En Belgique, une personne bénéficiant d'allocations pour personne handicapée recevait il y a trente ans une dizaine de formulaires papier afin de demander à diverses institutions le tarif social auquel elle avait droit ; aujourd'hui, son statut social est envoyé avec son accord à sa firme de gaz, d'électricité ou d'eau, et ces droits lui sont attribués automatiquement.

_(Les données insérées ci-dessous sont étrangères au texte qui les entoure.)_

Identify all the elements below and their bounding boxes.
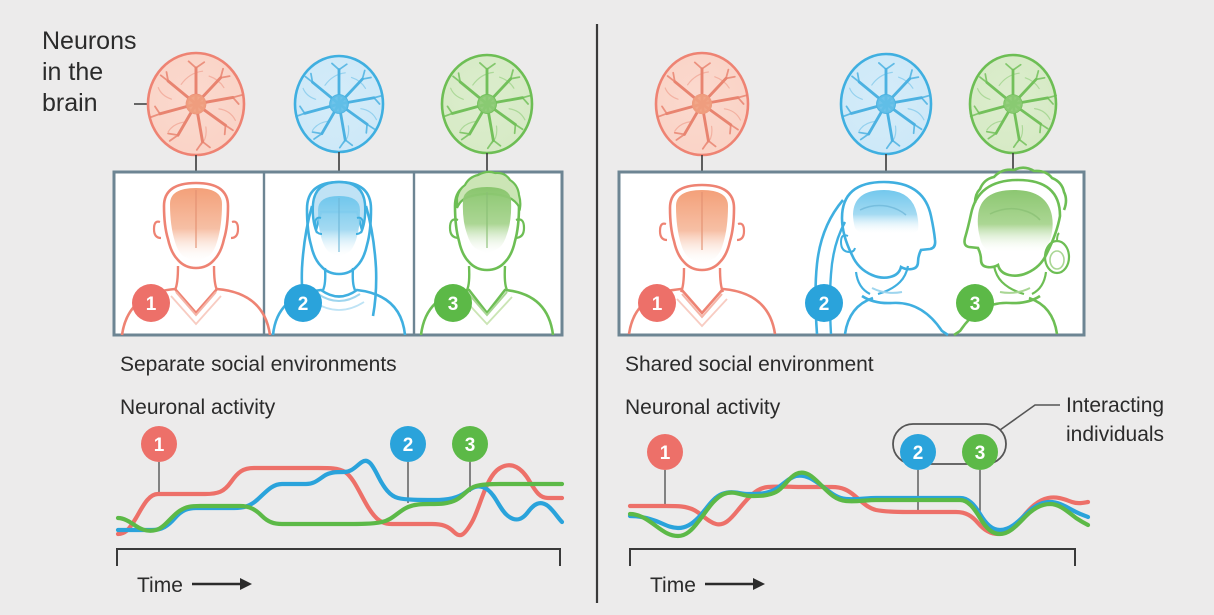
right-environment-label: Shared social environment [625,353,874,376]
left-badge-3-text: 3 [448,294,459,315]
right-time-label: Time [650,574,696,597]
right-activity-label: Neuronal activity [625,396,781,419]
right-marker-2-text: 2 [913,443,924,464]
left-marker-3-text: 3 [465,435,476,456]
right-marker-1-text: 1 [660,443,671,464]
left-neuron-2 [295,56,383,152]
right-badge-3-text: 3 [970,294,981,315]
right-badge-2: 2 [805,284,843,322]
left-marker-2: 2 [390,426,426,462]
left-marker-2-text: 2 [403,435,414,456]
right-marker-1: 1 [647,434,683,470]
left-marker-1: 1 [141,426,177,462]
left-badge-1-text: 1 [146,294,157,315]
left-time-label: Time [137,574,183,597]
interacting-label-line2: individuals [1066,423,1164,446]
right-marker-2: 2 [900,434,936,470]
right-badge-2-text: 2 [819,294,830,315]
left-activity-label: Neuronal activity [120,396,276,419]
diagram-canvas: Neurons in the brain [0,0,1214,615]
right-badge-1: 1 [638,284,676,322]
neurons-label-line2: in the [42,58,103,86]
right-marker-3-text: 3 [975,443,986,464]
left-marker-3: 3 [452,426,488,462]
right-badge-3: 3 [956,284,994,322]
interacting-label-line1: Interacting [1066,394,1164,417]
left-badge-3: 3 [434,284,472,322]
left-neuron-3 [442,55,532,153]
right-neuron-3 [970,55,1056,153]
neurons-label-line3: brain [42,89,98,117]
left-environment-label: Separate social environments [120,353,397,376]
left-badge-2: 2 [284,284,322,322]
right-neuron-2 [841,54,931,154]
right-marker-3: 3 [962,434,998,470]
neurons-label-line1: Neurons [42,27,137,55]
left-badge-2-text: 2 [298,294,309,315]
left-marker-1-text: 1 [154,435,165,456]
figure-root: Neurons in the brain [0,0,1214,615]
right-badge-1-text: 1 [652,294,663,315]
left-neuron-1 [148,53,244,155]
right-neuron-1 [656,53,748,155]
left-badge-1: 1 [132,284,170,322]
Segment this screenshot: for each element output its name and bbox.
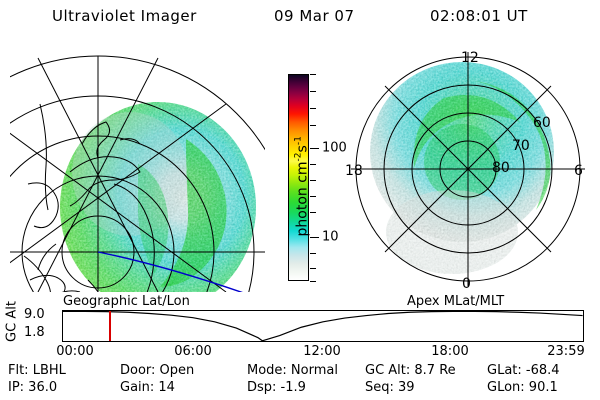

Sur le plan de la lutte contre la fraude, tout le monde est identifié par un numéro unique dans l'ensemble des bases de données. Avant d'attribuer des allocations, chaque institution peut d'abord contrôler la situation du demandeur pour déterminer s'il y a bien droit, par exemple en vérifiant que quelqu'un qui demande des allocations chômage ne travaille pas. Les différents services d'inspection sociale collaborent en travaillant sur une plateforme commune qui leur permet de se répartir le travail, ce qui n'était pas le cas il y a vingt ans ; ils ont également accès à une plateforme de coopération dédiée aux procès-verbaux. Par ailleurs, un système d'exploration de données ( datamining ) permet de rassembler des informations pseudonymisées à des fins de vérification ; quand une fraude est constatée, on peut identifier la personne et prendre les mesures qui s'imposent.
Nous pouvons donc nous appuyer sur un large système de data warehousing, entrepôt de données dans lequel les informations sont mises en relation et facilement visualisables. Ainsi, il y a quelques années, lorsqu'un dispositif a été instauré afin de diminuer certains coûts pour les entreprises nouvellement créées, nous avons pu automatiquement détecter celles qui fermaient pour être refondées sous une autre forme – par exemple en continuant à employer les mêmes salariés, en travaillant avec les mêmes sous-traitants et en étant domiciliées à la même adresse. Avec ce système, nous avons gagné sur trois plans : la fraude est détectée beaucoup plus rapidement qu'avant, en moyenne un trimestre plus tôt ; nous sommes capables de traiter des cas beaucoup plus complexes ; enfin, nous sommes plus efficaces, puisque ces outils nous permettent d'obtenir en une heure les résultats que nous obtenions auparavant en une journée. Grâce aux techniques de datamining, nous pouvons interconnecter de manière temporaire des informations provenant de plusieurs bases de données, sur la base du numéro unique, et ensuite les utiliser pour lutter contre la fraude.